Near the end we started including Loom videos that walked through our app with each submission to make it easy on the reviewer—I would highly recommend doing this!

You might also like: How to Choose the Right Pricing Model for Your App.

What you should do

When you get close to approval, your rejection comes with more detailed feedback, and you’re given the option to email your reviewer directly. This is motivating, and it tightens the feedback loop. Try to get to this point as soon as you can by following the advice in the first two steps of this article! This is where you’ll get the most valuable, in-depth feedback in the review process.

Huge shout out to our reviewer Ivana—she was super encouraging (once we could talk to her), and worked hard to help us get across the finish line. Even after our app got accepted to the Shopify App Store, she’s been more than willing to offer feedback, and makes it feel like we have our own guardian angel at Shopify.

You might also like: How to Get More App Downloads in the Shopify App Store.

4. Separate staging and production

Every time you submit your app for review, Shopify will warn you not to make changes to the version that’s under review. This is to make sure you don’t break anything that a Shopify app reviewer is currently looking at. 

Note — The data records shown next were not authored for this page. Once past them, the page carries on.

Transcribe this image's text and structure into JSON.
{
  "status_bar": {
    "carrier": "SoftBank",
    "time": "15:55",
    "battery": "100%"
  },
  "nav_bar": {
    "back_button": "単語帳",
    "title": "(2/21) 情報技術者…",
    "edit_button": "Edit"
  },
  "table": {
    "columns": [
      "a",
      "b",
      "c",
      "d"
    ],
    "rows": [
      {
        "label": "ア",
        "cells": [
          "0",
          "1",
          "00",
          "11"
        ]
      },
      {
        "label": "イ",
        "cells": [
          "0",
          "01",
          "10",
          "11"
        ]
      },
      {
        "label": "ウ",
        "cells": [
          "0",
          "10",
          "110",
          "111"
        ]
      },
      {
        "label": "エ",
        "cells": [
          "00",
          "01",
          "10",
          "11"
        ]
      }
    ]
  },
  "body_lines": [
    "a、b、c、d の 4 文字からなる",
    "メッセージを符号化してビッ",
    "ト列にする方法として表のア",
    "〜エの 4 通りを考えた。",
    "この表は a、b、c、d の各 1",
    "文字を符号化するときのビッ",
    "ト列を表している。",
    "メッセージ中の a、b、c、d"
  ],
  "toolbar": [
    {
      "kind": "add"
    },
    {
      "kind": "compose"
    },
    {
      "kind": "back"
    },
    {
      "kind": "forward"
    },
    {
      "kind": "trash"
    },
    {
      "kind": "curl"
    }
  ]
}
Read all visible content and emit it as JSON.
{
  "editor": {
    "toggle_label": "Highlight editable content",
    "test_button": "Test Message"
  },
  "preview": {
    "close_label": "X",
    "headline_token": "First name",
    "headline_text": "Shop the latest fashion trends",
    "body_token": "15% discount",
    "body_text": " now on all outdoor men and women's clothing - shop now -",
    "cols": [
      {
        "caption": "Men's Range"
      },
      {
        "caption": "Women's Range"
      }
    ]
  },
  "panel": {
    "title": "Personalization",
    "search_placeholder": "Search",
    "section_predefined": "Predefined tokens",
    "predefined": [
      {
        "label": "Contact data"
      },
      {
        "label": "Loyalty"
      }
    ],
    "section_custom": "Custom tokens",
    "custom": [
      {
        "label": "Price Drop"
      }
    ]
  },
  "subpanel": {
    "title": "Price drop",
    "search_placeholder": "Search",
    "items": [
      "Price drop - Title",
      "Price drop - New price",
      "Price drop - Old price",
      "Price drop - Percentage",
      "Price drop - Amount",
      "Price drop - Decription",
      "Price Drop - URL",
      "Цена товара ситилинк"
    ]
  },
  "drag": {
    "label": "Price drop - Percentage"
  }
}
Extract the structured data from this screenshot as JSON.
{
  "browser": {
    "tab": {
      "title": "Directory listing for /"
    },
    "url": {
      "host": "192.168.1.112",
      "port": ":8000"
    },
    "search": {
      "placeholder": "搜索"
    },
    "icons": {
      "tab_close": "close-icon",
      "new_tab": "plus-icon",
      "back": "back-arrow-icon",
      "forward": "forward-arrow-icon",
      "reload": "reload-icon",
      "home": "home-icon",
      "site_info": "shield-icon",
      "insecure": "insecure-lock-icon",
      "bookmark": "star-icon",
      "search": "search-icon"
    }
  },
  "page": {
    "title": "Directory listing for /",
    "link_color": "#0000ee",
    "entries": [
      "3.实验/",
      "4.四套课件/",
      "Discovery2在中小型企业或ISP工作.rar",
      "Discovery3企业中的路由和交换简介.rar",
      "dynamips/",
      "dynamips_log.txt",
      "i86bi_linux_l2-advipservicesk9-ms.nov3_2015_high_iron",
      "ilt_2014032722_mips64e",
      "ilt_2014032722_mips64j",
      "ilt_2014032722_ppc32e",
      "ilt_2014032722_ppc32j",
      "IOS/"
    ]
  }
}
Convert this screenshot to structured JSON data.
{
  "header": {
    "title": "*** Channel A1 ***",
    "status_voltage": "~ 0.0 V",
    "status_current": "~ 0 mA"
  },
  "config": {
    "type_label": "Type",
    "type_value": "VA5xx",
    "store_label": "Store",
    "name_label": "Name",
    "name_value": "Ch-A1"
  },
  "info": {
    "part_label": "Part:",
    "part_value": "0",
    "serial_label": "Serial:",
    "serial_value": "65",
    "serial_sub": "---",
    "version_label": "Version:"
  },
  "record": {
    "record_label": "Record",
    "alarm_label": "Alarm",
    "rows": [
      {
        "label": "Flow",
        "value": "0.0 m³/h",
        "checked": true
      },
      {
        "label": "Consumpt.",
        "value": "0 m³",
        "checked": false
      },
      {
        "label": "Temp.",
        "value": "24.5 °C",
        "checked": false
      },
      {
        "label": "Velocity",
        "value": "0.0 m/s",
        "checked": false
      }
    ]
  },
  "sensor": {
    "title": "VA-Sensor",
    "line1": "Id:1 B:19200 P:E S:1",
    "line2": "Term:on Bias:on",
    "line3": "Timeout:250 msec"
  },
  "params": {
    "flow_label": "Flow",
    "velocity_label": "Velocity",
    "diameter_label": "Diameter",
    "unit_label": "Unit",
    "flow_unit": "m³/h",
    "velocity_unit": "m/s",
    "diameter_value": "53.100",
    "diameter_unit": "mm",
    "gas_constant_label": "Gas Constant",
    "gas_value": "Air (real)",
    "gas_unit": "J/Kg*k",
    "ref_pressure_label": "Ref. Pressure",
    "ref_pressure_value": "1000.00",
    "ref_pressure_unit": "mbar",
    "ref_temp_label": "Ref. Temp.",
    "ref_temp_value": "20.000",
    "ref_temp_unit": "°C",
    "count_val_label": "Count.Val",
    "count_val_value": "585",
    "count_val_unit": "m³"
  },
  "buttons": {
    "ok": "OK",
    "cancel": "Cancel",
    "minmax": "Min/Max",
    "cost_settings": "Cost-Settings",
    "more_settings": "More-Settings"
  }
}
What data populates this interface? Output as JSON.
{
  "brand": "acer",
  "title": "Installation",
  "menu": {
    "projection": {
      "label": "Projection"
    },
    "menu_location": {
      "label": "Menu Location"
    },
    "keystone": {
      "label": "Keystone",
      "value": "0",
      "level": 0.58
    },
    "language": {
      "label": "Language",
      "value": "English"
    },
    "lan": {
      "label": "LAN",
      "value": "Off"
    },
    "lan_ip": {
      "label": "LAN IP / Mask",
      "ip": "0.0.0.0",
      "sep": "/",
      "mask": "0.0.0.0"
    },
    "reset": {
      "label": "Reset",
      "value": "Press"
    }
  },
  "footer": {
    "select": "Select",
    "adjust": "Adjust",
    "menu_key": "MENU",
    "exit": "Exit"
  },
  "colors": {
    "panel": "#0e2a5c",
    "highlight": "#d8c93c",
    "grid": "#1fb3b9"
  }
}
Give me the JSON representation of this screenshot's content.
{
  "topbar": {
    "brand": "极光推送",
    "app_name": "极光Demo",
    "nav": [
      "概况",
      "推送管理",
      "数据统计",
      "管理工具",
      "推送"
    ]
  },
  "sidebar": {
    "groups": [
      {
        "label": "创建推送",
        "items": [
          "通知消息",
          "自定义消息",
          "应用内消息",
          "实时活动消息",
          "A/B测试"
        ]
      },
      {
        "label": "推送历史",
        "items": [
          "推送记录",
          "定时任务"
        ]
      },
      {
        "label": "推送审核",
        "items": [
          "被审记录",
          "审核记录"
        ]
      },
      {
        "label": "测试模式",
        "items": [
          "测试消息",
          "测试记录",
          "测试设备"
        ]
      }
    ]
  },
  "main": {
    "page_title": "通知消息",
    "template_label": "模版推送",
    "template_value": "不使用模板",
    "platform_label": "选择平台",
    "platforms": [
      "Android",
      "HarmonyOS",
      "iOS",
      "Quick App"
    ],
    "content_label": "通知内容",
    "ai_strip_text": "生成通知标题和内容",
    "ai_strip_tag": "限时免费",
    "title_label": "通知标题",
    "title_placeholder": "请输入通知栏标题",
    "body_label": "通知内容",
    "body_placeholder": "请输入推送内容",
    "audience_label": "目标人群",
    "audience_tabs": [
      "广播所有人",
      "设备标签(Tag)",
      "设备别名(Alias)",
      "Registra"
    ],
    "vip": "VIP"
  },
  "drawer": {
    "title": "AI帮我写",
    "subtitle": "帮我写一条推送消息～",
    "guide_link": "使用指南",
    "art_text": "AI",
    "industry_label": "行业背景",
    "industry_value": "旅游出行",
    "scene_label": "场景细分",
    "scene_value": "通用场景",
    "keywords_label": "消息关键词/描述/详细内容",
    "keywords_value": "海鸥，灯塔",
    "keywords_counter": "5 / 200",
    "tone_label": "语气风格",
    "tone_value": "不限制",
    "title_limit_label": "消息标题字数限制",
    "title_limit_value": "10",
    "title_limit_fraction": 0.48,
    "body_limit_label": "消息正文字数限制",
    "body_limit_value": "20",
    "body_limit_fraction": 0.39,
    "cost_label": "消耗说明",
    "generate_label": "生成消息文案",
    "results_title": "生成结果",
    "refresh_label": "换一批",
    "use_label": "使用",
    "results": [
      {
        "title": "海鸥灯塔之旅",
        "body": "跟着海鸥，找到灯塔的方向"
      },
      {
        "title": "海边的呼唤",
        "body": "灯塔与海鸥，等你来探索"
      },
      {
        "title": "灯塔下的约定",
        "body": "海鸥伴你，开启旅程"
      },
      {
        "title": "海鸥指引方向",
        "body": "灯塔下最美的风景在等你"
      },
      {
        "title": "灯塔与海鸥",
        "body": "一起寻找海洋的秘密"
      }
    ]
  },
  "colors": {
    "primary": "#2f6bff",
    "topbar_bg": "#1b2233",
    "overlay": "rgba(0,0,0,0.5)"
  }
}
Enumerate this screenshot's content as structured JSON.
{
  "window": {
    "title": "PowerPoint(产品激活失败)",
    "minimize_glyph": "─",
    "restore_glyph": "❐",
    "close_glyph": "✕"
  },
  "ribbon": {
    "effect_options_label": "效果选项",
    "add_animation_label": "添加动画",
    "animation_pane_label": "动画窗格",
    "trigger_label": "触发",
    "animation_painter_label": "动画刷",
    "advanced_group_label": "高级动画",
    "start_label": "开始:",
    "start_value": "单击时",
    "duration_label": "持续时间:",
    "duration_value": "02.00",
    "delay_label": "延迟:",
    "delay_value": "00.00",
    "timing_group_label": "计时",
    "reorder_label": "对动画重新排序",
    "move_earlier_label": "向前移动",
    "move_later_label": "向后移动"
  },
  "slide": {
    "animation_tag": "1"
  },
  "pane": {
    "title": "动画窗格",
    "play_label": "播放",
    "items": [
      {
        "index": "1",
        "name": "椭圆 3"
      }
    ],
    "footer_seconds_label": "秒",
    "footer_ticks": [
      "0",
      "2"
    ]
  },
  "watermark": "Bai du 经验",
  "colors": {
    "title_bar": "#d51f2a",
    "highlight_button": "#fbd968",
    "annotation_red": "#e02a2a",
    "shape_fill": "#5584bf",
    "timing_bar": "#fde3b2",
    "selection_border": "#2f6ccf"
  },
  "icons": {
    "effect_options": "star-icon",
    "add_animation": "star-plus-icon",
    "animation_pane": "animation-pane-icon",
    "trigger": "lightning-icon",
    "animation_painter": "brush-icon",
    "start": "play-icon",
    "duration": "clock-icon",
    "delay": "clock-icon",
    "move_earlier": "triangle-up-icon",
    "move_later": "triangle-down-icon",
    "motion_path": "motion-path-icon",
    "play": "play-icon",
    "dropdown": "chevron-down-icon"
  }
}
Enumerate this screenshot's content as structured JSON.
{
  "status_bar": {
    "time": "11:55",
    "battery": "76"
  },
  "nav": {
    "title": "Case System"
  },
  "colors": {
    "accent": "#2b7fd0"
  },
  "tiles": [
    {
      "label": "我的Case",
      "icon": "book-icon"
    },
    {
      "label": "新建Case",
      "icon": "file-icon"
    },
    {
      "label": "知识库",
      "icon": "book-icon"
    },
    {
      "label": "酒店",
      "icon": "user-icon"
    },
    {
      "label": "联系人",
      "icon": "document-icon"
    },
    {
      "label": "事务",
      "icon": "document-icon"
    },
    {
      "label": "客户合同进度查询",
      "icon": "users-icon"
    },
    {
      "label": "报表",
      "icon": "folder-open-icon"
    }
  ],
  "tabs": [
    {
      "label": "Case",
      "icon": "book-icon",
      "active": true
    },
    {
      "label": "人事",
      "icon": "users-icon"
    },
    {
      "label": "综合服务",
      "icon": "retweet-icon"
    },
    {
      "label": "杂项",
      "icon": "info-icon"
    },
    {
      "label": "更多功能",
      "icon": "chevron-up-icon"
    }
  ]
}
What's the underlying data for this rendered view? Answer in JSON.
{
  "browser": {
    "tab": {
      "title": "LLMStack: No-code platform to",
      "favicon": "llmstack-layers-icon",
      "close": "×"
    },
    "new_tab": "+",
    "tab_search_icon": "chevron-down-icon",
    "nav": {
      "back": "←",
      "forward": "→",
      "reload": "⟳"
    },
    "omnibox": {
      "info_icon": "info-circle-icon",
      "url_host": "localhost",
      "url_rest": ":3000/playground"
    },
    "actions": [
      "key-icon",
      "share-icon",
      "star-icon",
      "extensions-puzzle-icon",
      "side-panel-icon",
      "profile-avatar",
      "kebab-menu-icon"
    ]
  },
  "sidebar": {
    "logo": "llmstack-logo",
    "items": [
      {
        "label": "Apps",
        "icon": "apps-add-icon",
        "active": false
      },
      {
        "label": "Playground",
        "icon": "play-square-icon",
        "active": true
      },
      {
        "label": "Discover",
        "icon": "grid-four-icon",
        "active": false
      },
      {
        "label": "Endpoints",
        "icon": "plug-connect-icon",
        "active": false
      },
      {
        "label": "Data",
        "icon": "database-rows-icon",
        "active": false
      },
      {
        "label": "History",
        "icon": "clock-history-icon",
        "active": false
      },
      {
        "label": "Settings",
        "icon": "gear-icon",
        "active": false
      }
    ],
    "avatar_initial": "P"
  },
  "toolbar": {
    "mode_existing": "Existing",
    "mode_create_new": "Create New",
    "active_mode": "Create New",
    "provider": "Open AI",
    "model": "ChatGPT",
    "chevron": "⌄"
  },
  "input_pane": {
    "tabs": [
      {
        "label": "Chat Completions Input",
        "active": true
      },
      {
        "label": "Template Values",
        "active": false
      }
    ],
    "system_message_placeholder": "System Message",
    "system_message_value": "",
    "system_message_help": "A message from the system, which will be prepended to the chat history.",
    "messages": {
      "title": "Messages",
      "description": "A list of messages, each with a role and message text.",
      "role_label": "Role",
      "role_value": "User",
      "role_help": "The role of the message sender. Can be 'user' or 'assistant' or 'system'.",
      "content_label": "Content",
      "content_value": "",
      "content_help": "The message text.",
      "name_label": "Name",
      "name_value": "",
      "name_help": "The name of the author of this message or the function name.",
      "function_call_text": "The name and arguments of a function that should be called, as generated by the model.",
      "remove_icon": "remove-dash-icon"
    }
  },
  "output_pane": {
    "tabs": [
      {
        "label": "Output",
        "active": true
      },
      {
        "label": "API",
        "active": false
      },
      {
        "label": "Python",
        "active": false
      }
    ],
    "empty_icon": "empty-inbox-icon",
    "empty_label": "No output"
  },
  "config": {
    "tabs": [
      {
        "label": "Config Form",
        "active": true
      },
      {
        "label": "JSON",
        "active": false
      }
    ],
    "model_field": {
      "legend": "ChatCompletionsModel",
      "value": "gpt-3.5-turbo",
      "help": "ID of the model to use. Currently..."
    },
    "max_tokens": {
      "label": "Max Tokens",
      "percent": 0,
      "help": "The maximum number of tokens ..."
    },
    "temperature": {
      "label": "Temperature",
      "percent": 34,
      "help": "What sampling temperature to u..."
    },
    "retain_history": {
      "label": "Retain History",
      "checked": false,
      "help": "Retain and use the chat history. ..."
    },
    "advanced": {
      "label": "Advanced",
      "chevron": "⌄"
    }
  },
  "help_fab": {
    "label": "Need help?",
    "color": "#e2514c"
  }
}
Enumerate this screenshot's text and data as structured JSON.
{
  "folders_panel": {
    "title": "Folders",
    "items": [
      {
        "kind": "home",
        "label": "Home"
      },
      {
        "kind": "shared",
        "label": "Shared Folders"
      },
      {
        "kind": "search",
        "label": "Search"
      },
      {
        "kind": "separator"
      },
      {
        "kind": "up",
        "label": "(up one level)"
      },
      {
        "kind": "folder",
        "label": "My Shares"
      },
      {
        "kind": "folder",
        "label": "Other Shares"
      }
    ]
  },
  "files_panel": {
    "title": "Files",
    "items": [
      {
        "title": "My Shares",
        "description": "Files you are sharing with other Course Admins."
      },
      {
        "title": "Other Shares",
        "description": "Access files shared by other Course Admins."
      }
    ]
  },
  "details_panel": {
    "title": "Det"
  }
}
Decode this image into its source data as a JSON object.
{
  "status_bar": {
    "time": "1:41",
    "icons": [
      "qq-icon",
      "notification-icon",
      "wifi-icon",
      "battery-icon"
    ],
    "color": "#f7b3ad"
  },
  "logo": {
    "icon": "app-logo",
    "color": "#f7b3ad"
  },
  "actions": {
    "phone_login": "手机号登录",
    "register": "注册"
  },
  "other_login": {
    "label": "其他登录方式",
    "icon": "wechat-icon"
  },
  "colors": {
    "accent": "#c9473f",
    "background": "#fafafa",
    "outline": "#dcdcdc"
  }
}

Review periods are basically out of your control, and there are probably parts of your app that still need work. So, how do you keep making progress?

What we did

We eventually solved this problem by setting up a separate staging environment where we could continue to make improvements while the production app was under review. We did this by hosting two separate apps—one in staging, and one in production.

While our app reviewer was reviewing the production version of our app, we were able to fix small bugs and continue refining existing features by working on the staging app. 

What you should do

There might be more sophisticated ways to keep making progress by using feature flags or other techniques. We’d love to learn how more experienced dev teams do this, so please leave a comment and share your knowledge!

Pro tip: Stick mostly with the tools that you know. Our team was most comfortable building using React and Python. Luckily, Shopify has a lot of support for React, including a design library: Polaris. Using Polaris saved us the effort of thinking about laying components out and making sure that they had visual synergy. 

Additionally, we could leverage several of the dev processes and tools we had already: code review, CI/CD (thank you GitLab), PostgreSQL, Firebase, and our own version of the Agile process, allowing us to stay in sync and build quickly.

Enjoy the process

As first-time Shopify app developers, we went into the process excited, but feeling a lot of uncertainty. You’ve probably asked yourself many of the same questions that were running through our heads (or are asking yourself these questions right now): 

  • How long is the app review going to take? 
  • Are the reviewers going to be mean? 
  • What if we make too much money and Shopify doesn’t like us? 
  • How do we get Shopify to like us?

Looking back, we didn’t really need to worry about any of this. Unlike some other platforms (not naming any names), Shopify is very supportive of their ecosystem and actively works to make sure their partners and app developers are successful. 

Our Shopify app reviewer Ivana even spent time on video calls with us after our app was accepted to give advice on how we can improve the app.

All in all, the Shopify app submission process is relatively efficient, and there’s a lot that you can do to help yourself speed through the process—including following the advice above!

As for us, our app has been live on the Shopify app store for a couple weeks now and we’ve been busy improving the app for our early users. We’re making fewer mistakes now, and hope that you will too after reading this.

Remember: “Only a fool learns from his own mistakes. The wise man learns from the mistakes of others.”